Op de kop af 365 pagina’s met wetenswaardigheden en op elke bladzijde een foto, kaart of tekening. Gerechten en gezegden, inleidingen op bepaalde periodes in de geschiedenis en overzichten van appel- en perenrassen, overstromingen en buurtschappen maken de 416 bladzijden vol.
Het boek voert de lezer langs archeologische vondsten, oude huizen, kerken en kastelen, buurtschappen en van lieverlee fabrieken, kerken, kranten, coöperaties en watertorens, tot in 1935 Flipje, het fruitbaasje van Tiel, wordt geboren. Dan volgen de Tweede Wereldoorlog, de komst van de Molukkers en het meer recente verleden.
De stukjes van pakweg tien, vijftien regels lezen vlot weg. geven veel historische informatie en zorgen vaak voor een glimlach. Bijvoorbeeld bij het lezen van de tekst over het Culemborgse vrouwen- of meeloproer uit 1650. Aanleiding voor de relletjes is het verplichte gebruik van een molenkar, waarvoor betaald moet worden. Meester Nicolaes Bosch ziet hoe „de wijven bij malkander rukkende een blauwe schorteldoek aan een doek bonden ’t welk haar tot vaandel diende.”
Een paar jaar later, in 1668, wordt in de buurtschap Ooij bij Echteld voor de laatste keer de galg gebruikt voor Jantje van Schaik uit Hien. Ze had haar onwettige kind omgebracht.
Het boek verhaalt ook hoe in 1855 ds. A. van Herwaarden in Opheusden tijdens een zondagmiddagdienst op de kansel dodelijk wordt getroffen door de bliksem. Er hangt een zwaar onweer boven het dorp. De predikant heeft net aan een ouderling gevraagd of het gebruikelijk is bij een dergelijk noodweer te stoppen met preken als de bliksem inslaat in de toren. „Die zoekt zich een weg naar beneden en treft de dominee, die levenloos in elkaar zakt.” Pogingen van een arts om hem te reanimeren, zijn tevergeefs.

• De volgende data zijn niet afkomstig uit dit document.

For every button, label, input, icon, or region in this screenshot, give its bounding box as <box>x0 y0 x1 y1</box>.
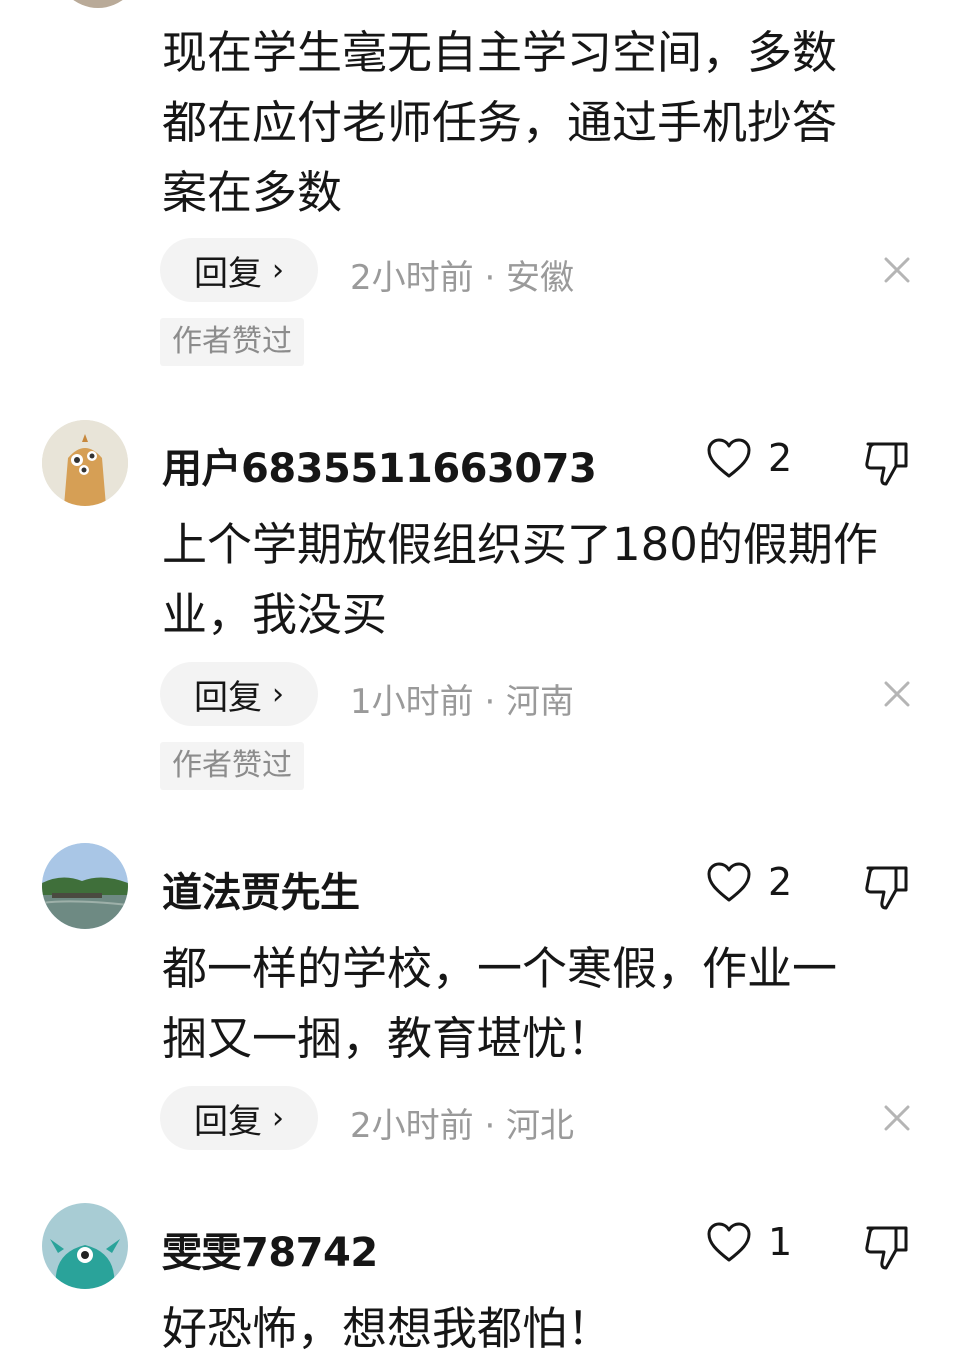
chevron-right-icon: › <box>272 252 284 288</box>
chevron-right-icon: › <box>272 676 284 712</box>
like-count: 2 <box>768 436 793 480</box>
comment-text: 都一样的学校，一个寒假，作业一 捆又一捆，教育堪忧！ <box>162 942 838 1065</box>
chevron-right-icon: › <box>272 1100 284 1136</box>
thumbs-down-outline-icon[interactable] <box>862 438 912 488</box>
close-icon[interactable] <box>882 255 912 285</box>
comment-meta: 1小时前 · 河南 <box>350 682 575 722</box>
close-icon[interactable] <box>882 679 912 709</box>
like-count: 2 <box>768 860 793 904</box>
like-button[interactable]: 2 <box>706 436 792 480</box>
comment-text: 上个学期放假组织买了180的假期作 业，我没买 <box>162 518 878 641</box>
close-icon[interactable] <box>882 1103 912 1133</box>
author-liked-badge: 作者赞过 <box>160 318 304 366</box>
comment-text: 现在学生毫无自主学习空间，多数 都在应付老师任务，通过手机抄答 案在多数 <box>162 26 838 219</box>
like-count: 1 <box>768 1220 793 1264</box>
like-button[interactable]: 2 <box>706 860 792 904</box>
heart-outline-icon <box>707 862 751 902</box>
reply-button[interactable]: 回复 › <box>160 238 318 302</box>
avatar[interactable] <box>42 420 128 506</box>
reply-button[interactable]: 回复 › <box>160 662 318 726</box>
comment-meta: 2小时前 · 安徽 <box>350 258 575 298</box>
like-button[interactable]: 1 <box>706 1220 792 1264</box>
avatar[interactable] <box>42 1203 128 1289</box>
reply-button[interactable]: 回复 › <box>160 1086 318 1150</box>
heart-outline-icon <box>707 438 751 478</box>
author-liked-badge: 作者赞过 <box>160 742 304 790</box>
heart-outline-icon <box>707 1222 751 1262</box>
thumbs-down-outline-icon[interactable] <box>862 1222 912 1272</box>
username[interactable]: 用户6835511663073 <box>162 436 597 494</box>
comment-text: 好恐怖，想想我都怕！ <box>162 1302 613 1355</box>
thumbs-down-outline-icon[interactable] <box>862 862 912 912</box>
comment-meta: 2小时前 · 河北 <box>350 1106 575 1146</box>
avatar[interactable] <box>56 0 140 8</box>
username[interactable]: 道法贾先生 <box>162 860 360 918</box>
username[interactable]: 雯雯78742 <box>162 1220 378 1278</box>
avatar[interactable] <box>42 843 128 929</box>
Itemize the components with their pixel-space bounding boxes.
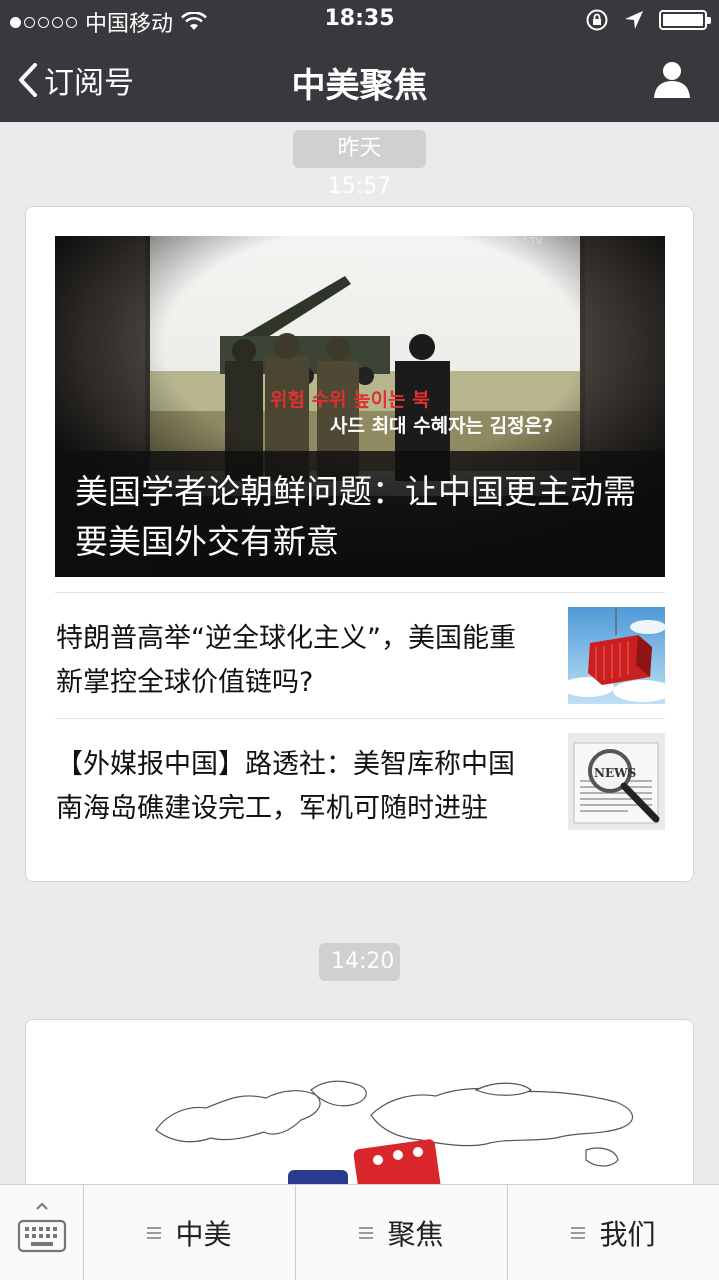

De nieuwe tijd brengt nieuwe zorgen mee. Zo buigt de gemeenteraad van Maurik zich in 1955 over de vraag of het ijsventen op zondag verboden moet worden. In het geding is de zondagsheiliging, maar de raadsleden willen ook de portemonnee van de ouders ontzien. In 1966 blijkt dat de Betuwe definitief de onschuld voorbij is als sinterklaas in Tiel wordt onthaald op rookbommen.
”Het Betuwe boek” is kostelijk leesvoer, waarbij het uitgangspunt, ”een pagina per dag”, zijn doel mist. De liefhebber blijft namelijk lezen en wil meer. Het boek zet op een speelse manier aan tot onderzoek van de geschiedenis van deze streek.
”Het Betuwe boek”, Ella Kok-Majewski e.a.; uitgeverij Wbooks, Zwolle, 2012; ISBN 978 90 400 0480 3; 416 blz.; € 14,95.